The Pelikano was introduced in 1960 as a specifically for-youth marque.  The earliest pens of this line was the nearly the same shape as the contemporary adult Pelikan, the P1, which carried a hooded point, with the youthful aspect conveyed mainly by rather festive colours and the fact that they’re cartridge pens rather than piston-fillers.  The precise mode of cartridge use was a little unusual in the Pelikano, with the joint about half-way along the body.  This allowed swapping of spent and fresh cartridges without any thought of removing the hood, for cleaner fingers.  The early Pelikanos were also marketed with a little pouch in which was also a pencil, a pack of cartridges, and a fold-away desk-stand trumpet. These pens proved so popular, even among adults that the same pattern of pen was fitted with a gold point to become the first “grown up” cartridge-filled Pelikans.

With a re-design of the main line of Pelikans in 1965, the Pelikano also changed shape to a more streamlined profile.  Since then, changes mainly manifested initially in a slow reduction of a hood over the point, ending with a fully exposed point, while from 1980 to 2010 the changes mainly involved the cosmetics of the cap and barrel.  The pre-1980 changes included the appearance of a textured section in 1969 to help keep young fingers from the point, while in 1973 the more familiar grip-directing molded section put in its initial appearance.  With the model’s fiftieth anniversary, the design was amended radically into something quite unlike other Pelikan models, in what might be an attempt to meet the Lamy Safari in the areas of odd modernistic looks and alarming colours.

UPDATE: In 2017, Pelikan introduced the Pelikano UP, which offers slightly more sober colour schemes and metal clips, while retaining the odd shape of the P480.

Production Run: 1960 – present.

Cost When New: The original P1-shaped version was DM6.90, or about $1.75 (remembering that the DM was highly and artificially undervalued at this time, so export versions would cost more– for modern values, with that proviso, try this calculator). $25.00 in 2016


  • P460 (1973 – 1979): 13.4 cm long capped, 14.6 cm posted.
  • P460 (2003 – 2010): 13.9 cm capped, 15.1 cm posted, 12.6 cm uncapped.
  • P480 (2010 – present): 13.5 cm capped, 15.3 cm posted (for as long as it lasts), 12.4 cm uncapped.

Point: Steel.

Body: Polystyrene.

Filler: Cartridges, capacity approx. 0.6 or 1.4 ml.

Pelikano P460 (not to scale with other portraits); this is the 1973 – 1979 incarnation of the model with the first of the grip-training shaped sections.  Update: a reader points out that the shape and markings of the clip are right for the previous (1969 – 1972) version; it seems that my example had swapped caps at some point in its life.  The correct cap would have an untapered clip and the company logo on its shoulder.

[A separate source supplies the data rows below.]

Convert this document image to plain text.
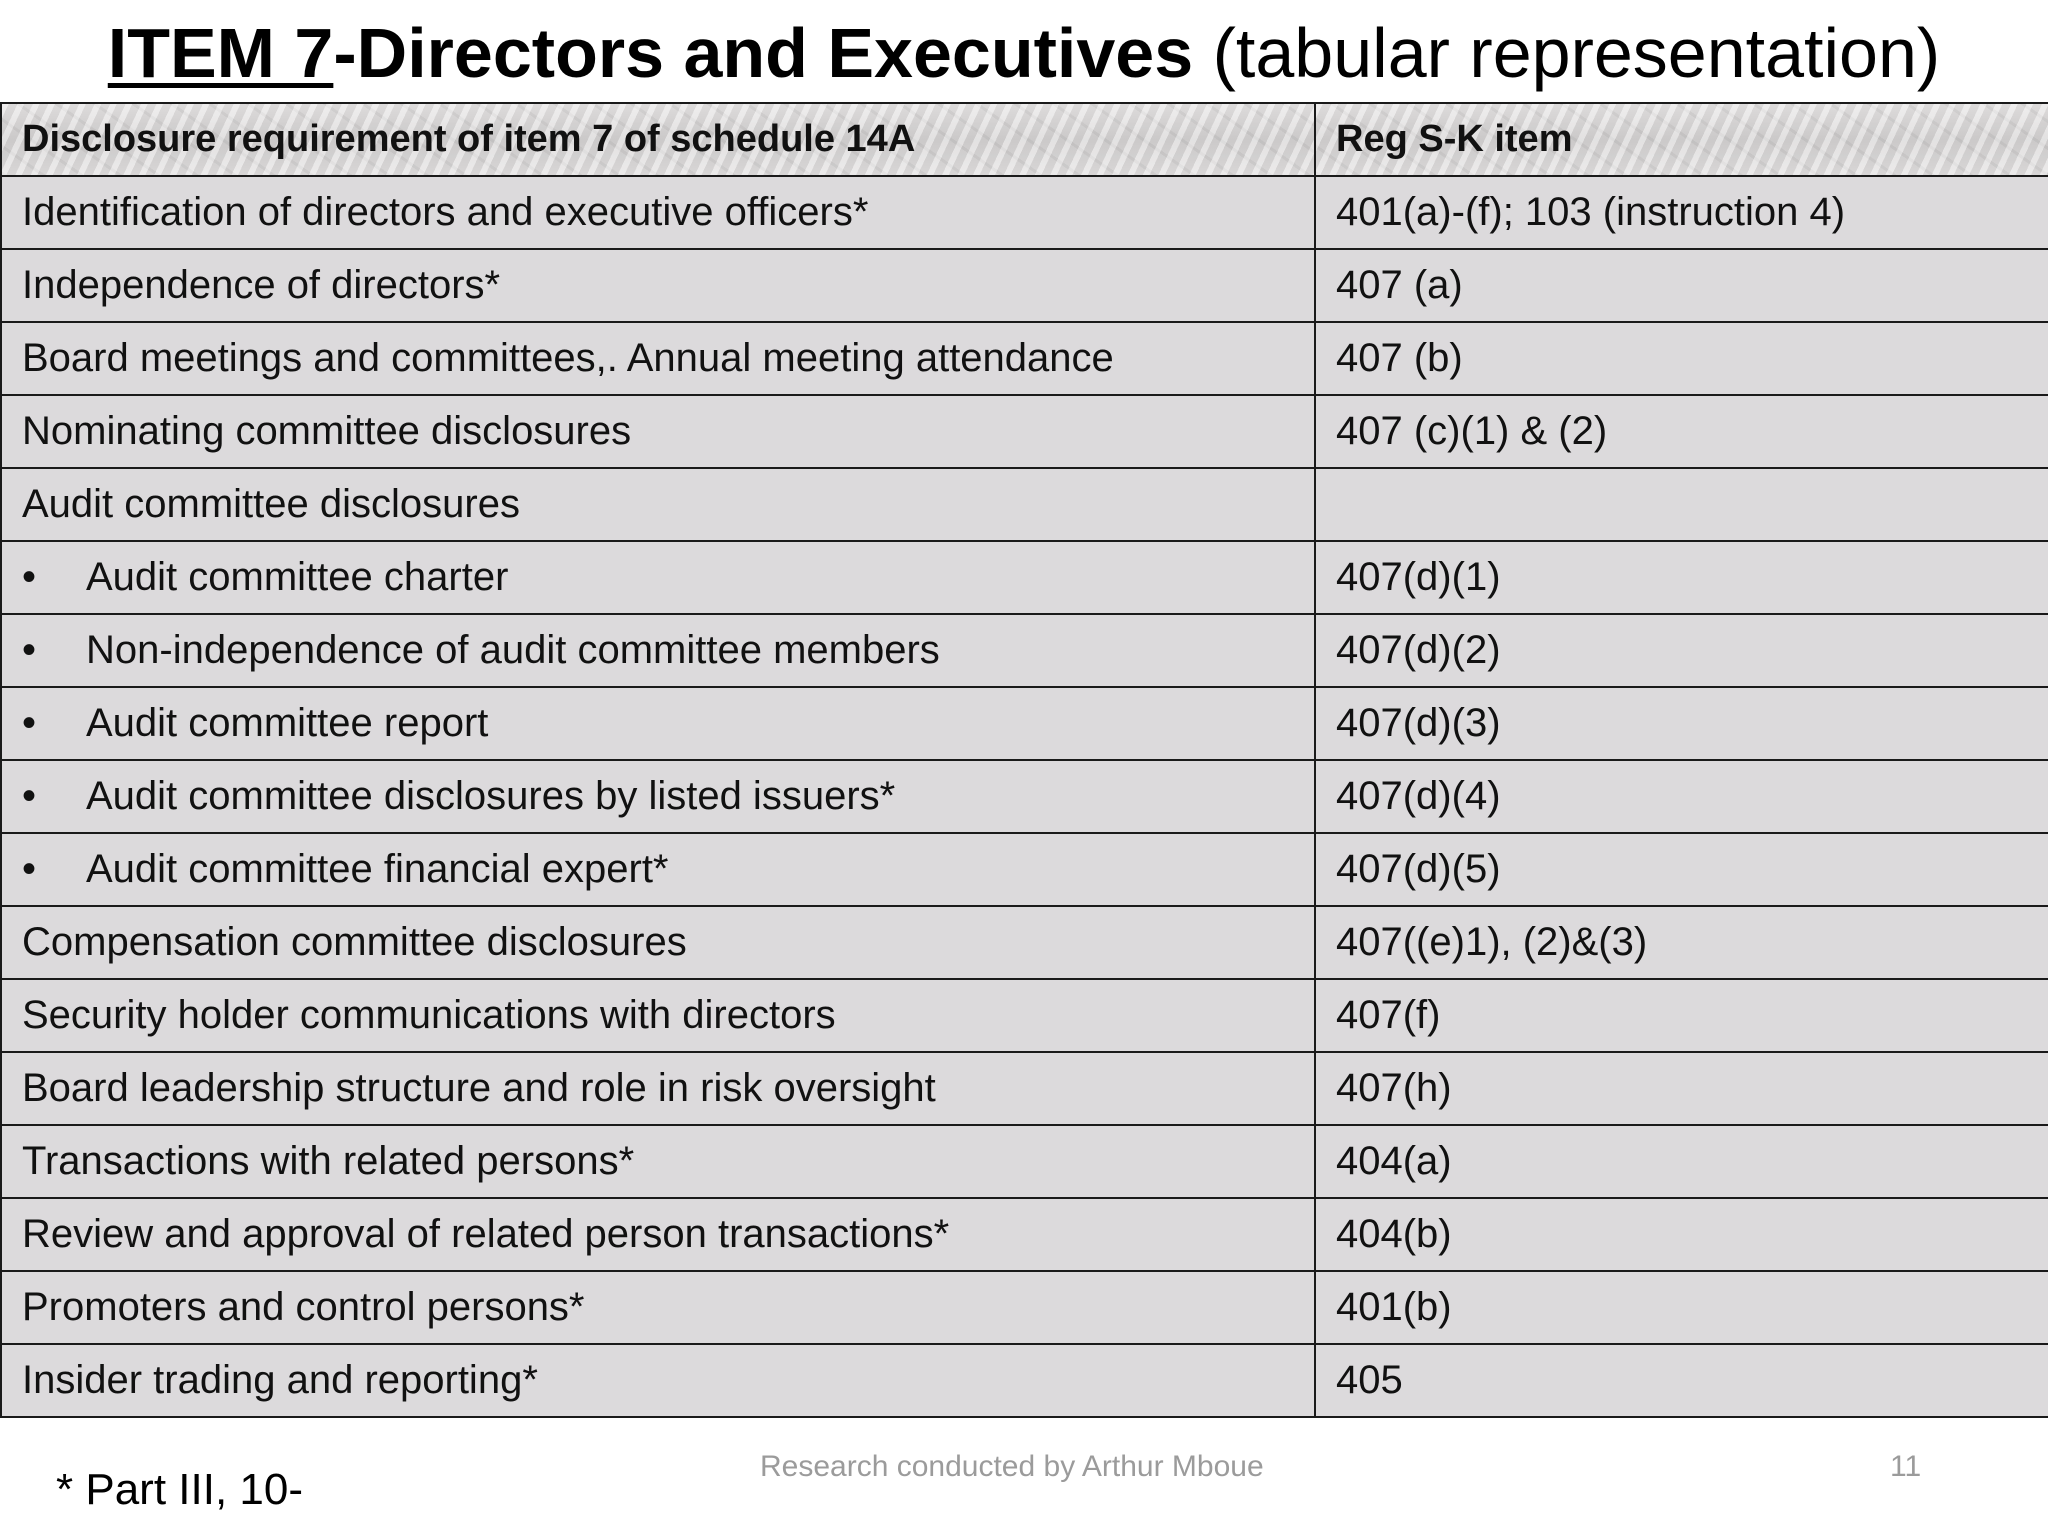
ITEM 7-Directors and Executives (tabular representation)
Disclosure requirement of item 7 of schedule 14A	Reg S-K item
Identification of directors and executive officers*	401(a)-(f); 103 (instruction 4)
Independence of directors*	407 (a)
Board meetings and committees,. Annual meeting attendance	407 (b)
Nominating committee disclosures	407 (c)(1) & (2)
Audit committee disclosures	
• Audit committee charter	407(d)(1)
• Non-independence of audit committee members	407(d)(2)
• Audit committee report	407(d)(3)
• Audit committee disclosures by listed issuers*	407(d)(4)
• Audit committee financial expert*	407(d)(5)
Compensation committee disclosures	407((e)1), (2)&(3)
Security holder communications with directors	407(f)
Board leadership structure and role in risk oversight	407(h)
Transactions with related persons*	404(a)
Review and approval of related person transactions*	404(b)
Promoters and control persons*	401(b)
Insider trading and reporting*	405
* Part III, 10-	Research conducted by Arthur Mboue	11
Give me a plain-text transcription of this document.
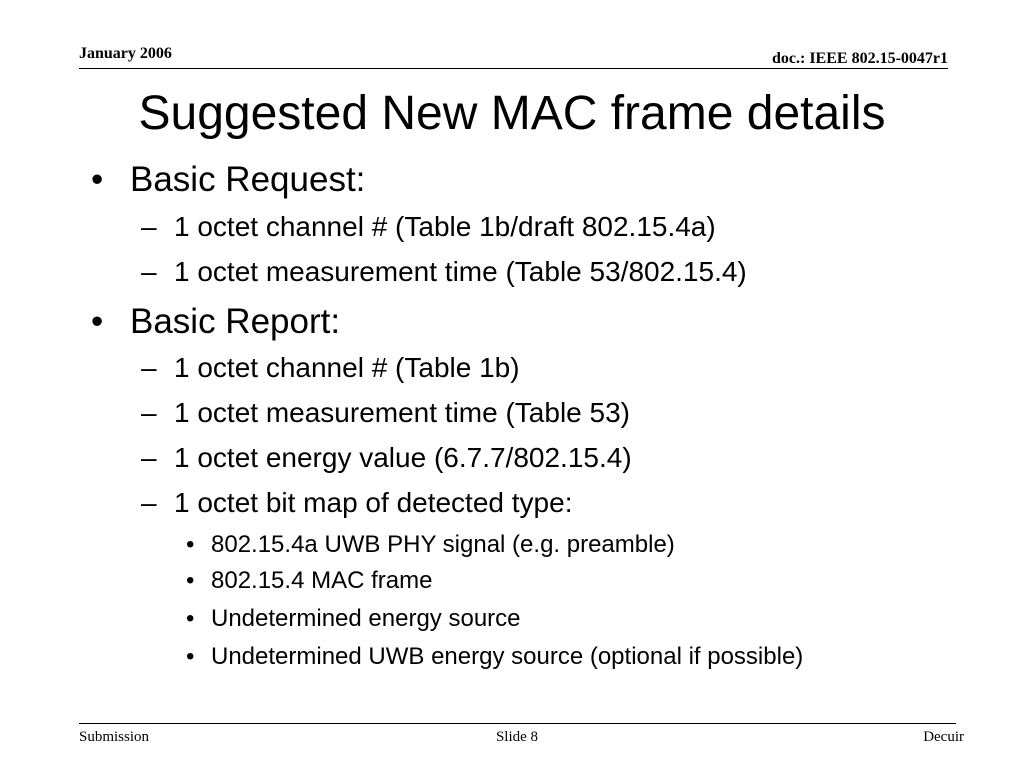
January 2006	doc.: IEEE 802.15-0047r1
Suggested New MAC frame details
• Basic Request:
– 1 octet channel # (Table 1b/draft 802.15.4a)
– 1 octet measurement time (Table 53/802.15.4)
• Basic Report:
– 1 octet channel # (Table 1b)
– 1 octet measurement time (Table 53)
– 1 octet energy value (6.7.7/802.15.4)
– 1 octet bit map of detected type:
• 802.15.4a UWB PHY signal (e.g. preamble)
• 802.15.4 MAC frame
• Undetermined energy source
• Undetermined UWB energy source (optional if possible)
Submission	Slide 8	Decuir
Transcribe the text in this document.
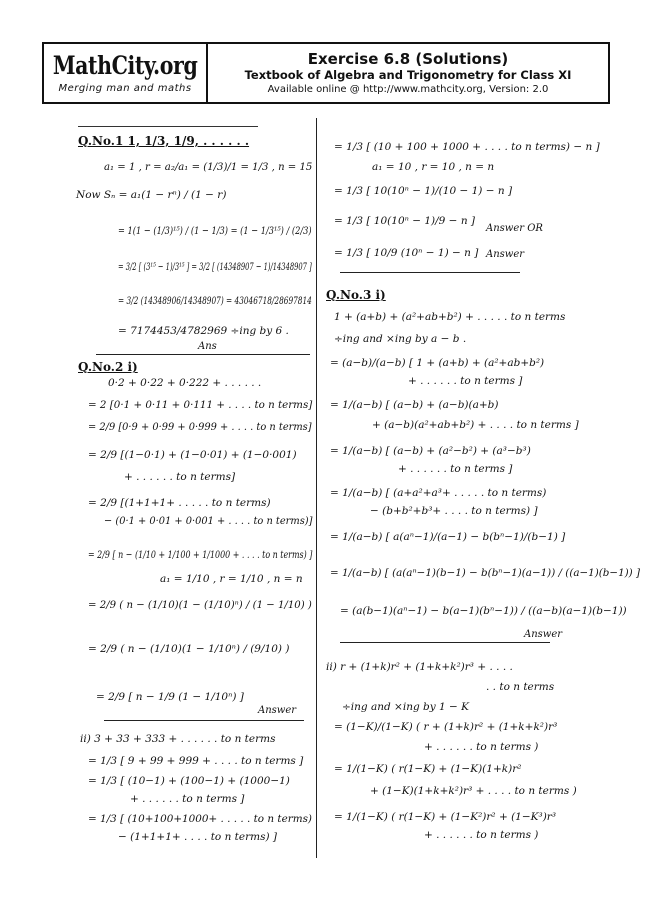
MathCity.org
Merging man and maths
Exercise 6.8 (Solutions)
Textbook of Algebra and Trigonometry for Class XI
Available online @ http://www.mathcity.org, Version: 2.0
Q.No.1 1, 1/3, 1/9, . . . . . .
a₁ = 1 , r = a₂/a₁ = (1/3)/1 = 1/3 , n = 15
Now Sₙ = a₁(1 − rⁿ) / (1 − r)
= 1(1 − (1/3)¹⁵) / (1 − 1/3) = (1 − 1/3¹⁵) / (2/3)
= 3/2 [ (3¹⁵ − 1)/3¹⁵ ] = 3/2 [ (14348907 − 1)/14348907 ]
= 3/2 (14348906/14348907) = 43046718/28697814
= 7174453/4782969 ÷ing by 6 .
Ans
Q.No.2 i)
0·2 + 0·22 + 0·222 + . . . . . .
= 2 [0·1 + 0·11 + 0·111 + . . . . to n terms]
= 2/9 [0·9 + 0·99 + 0·999 + . . . . to n terms]
= 2/9 [(1−0·1) + (1−0·01) + (1−0·001)
+ . . . . . . to n terms]
= 2/9 [(1+1+1+ . . . . . to n terms)
− (0·1 + 0·01 + 0·001 + . . . . to n terms)]
= 2/9 [ n − (1/10 + 1/100 + 1/1000 + . . . . to n terms) ]
a₁ = 1/10 , r = 1/10 , n = n
= 2/9 ( n − (1/10)(1 − (1/10)ⁿ) / (1 − 1/10) )
= 2/9 ( n − (1/10)(1 − 1/10ⁿ) / (9/10) )
= 2/9 [ n − 1/9 (1 − 1/10ⁿ) ]
Answer
ii) 3 + 33 + 333 + . . . . . . to n terms
= 1/3 [ 9 + 99 + 999 + . . . . to n terms ]
= 1/3 [ (10−1) + (100−1) + (1000−1)
+ . . . . . . to n terms ]
= 1/3 [ (10+100+1000+ . . . . . to n terms)
− (1+1+1+ . . . . to n terms) ]
= 1/3 [ (10 + 100 + 1000 + . . . . to n terms) − n ]
a₁ = 10 , r = 10 , n = n
= 1/3 [ 10(10ⁿ − 1)/(10 − 1) − n ]
= 1/3 [ 10(10ⁿ − 1)/9 − n ]
Answer OR
= 1/3 [ 10/9 (10ⁿ − 1) − n ] Answer
Q.No.3 i)
1 + (a+b) + (a²+ab+b²) + . . . . . to n terms
÷ing and ×ing by a − b .
= (a−b)/(a−b) [ 1 + (a+b) + (a²+ab+b²)
+ . . . . . . to n terms ]
= 1/(a−b) [ (a−b) + (a−b)(a+b)
+ (a−b)(a²+ab+b²) + . . . . to n terms ]
= 1/(a−b) [ (a−b) + (a²−b²) + (a³−b³)
+ . . . . . . to n terms ]
= 1/(a−b) [ (a+a²+a³+ . . . . . to n terms)
− (b+b²+b³+ . . . . to n terms) ]
= 1/(a−b) [ a(aⁿ−1)/(a−1) − b(bⁿ−1)/(b−1) ]
= 1/(a−b) [ (a(aⁿ−1)(b−1) − b(bⁿ−1)(a−1)) / ((a−1)(b−1)) ]
= (a(b−1)(aⁿ−1) − b(a−1)(bⁿ−1)) / ((a−b)(a−1)(b−1))
Answer
ii) r + (1+k)r² + (1+k+k²)r³ + . . . .
. . to n terms
÷ing and ×ing by 1 − K
= (1−K)/(1−K) ( r + (1+k)r² + (1+k+k²)r³
+ . . . . . . to n terms )
= 1/(1−K) ( r(1−K) + (1−K)(1+k)r²
+ (1−K)(1+k+k²)r³ + . . . . to n terms )
= 1/(1−K) ( r(1−K) + (1−K²)r² + (1−K³)r³
+ . . . . . . to n terms )
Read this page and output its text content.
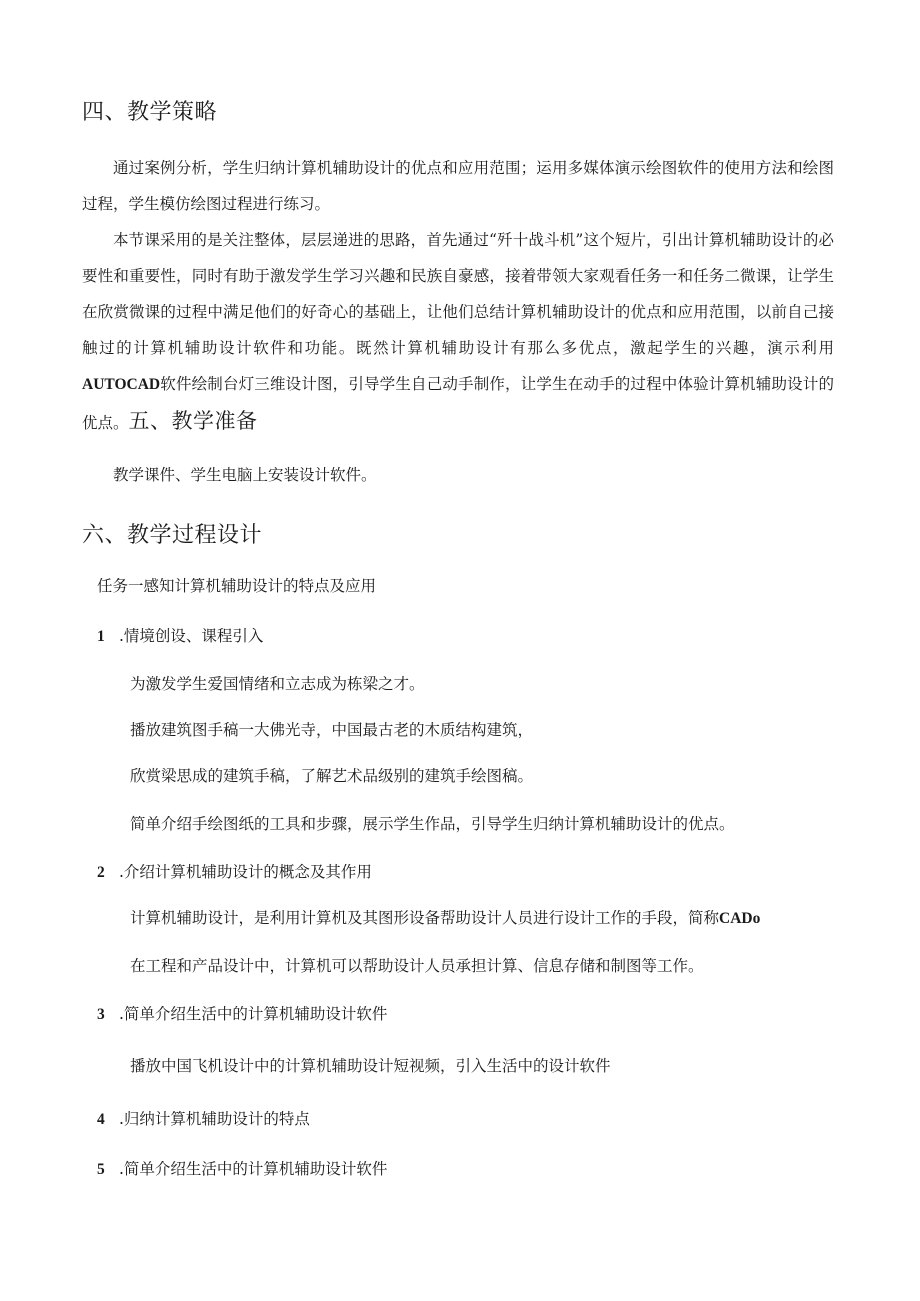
四、教学策略
通过案例分析，学生归纳计算机辅助设计的优点和应用范围；运用多媒体演示绘图软件的使用方法和绘图过程，学生模仿绘图过程进行练习。
本节课采用的是关注整体，层层递进的思路，首先通过“歼十战斗机”这个短片，引出计算机辅助设计的必要性和重要性，同时有助于激发学生学习兴趣和民族自豪感，接着带领大家观看任务一和任务二微课，让学生在欣赏微课的过程中满足他们的好奇心的基础上，让他们总结计算机辅助设计的优点和应用范围，以前自己接触过的计算机辅助设计软件和功能。既然计算机辅助设计有那么多优点，激起学生的兴趣，演示利用AUTOCAD软件绘制台灯三维设计图，引导学生自己动手制作，让学生在动手的过程中体验计算机辅助设计的优点。五、教学准备
教学课件、学生电脑上安装设计软件。
六、教学过程设计
任务一感知计算机辅助设计的特点及应用
1 .情境创设、课程引入
为激发学生爱国情绪和立志成为栋梁之才。
播放建筑图手稿一大佛光寺，中国最古老的木质结构建筑，
欣赏梁思成的建筑手稿，了解艺术品级别的建筑手绘图稿。
简单介绍手绘图纸的工具和步骤，展示学生作品，引导学生归纳计算机辅助设计的优点。
2 .介绍计算机辅助设计的概念及其作用
计算机辅助设计，是利用计算机及其图形设备帮助设计人员进行设计工作的手段，简称CADo
在工程和产品设计中，计算机可以帮助设计人员承担计算、信息存储和制图等工作。
3 .简单介绍生活中的计算机辅助设计软件
播放中国飞机设计中的计算机辅助设计短视频，引入生活中的设计软件
4 .归纳计算机辅助设计的特点
5 .简单介绍生活中的计算机辅助设计软件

Update again: Another reader writes in to say their example is precisely like this; it may be that there was a time in which older caps were in use on newer bodies, a long tradition of using up available stock which vexes people like me to no end.

ALSO a P460, this is the shape of the Pelikano from 2003 to 2010.  The translucent barrel does away with the call for an ink window.

Pelikano P480, which one might call the

Pelikano P480, which one might call the 50th anniversary version of the pen.  The clip is very tight to the cap, and while functional is rather more like a clothes-pin than a pen-clip.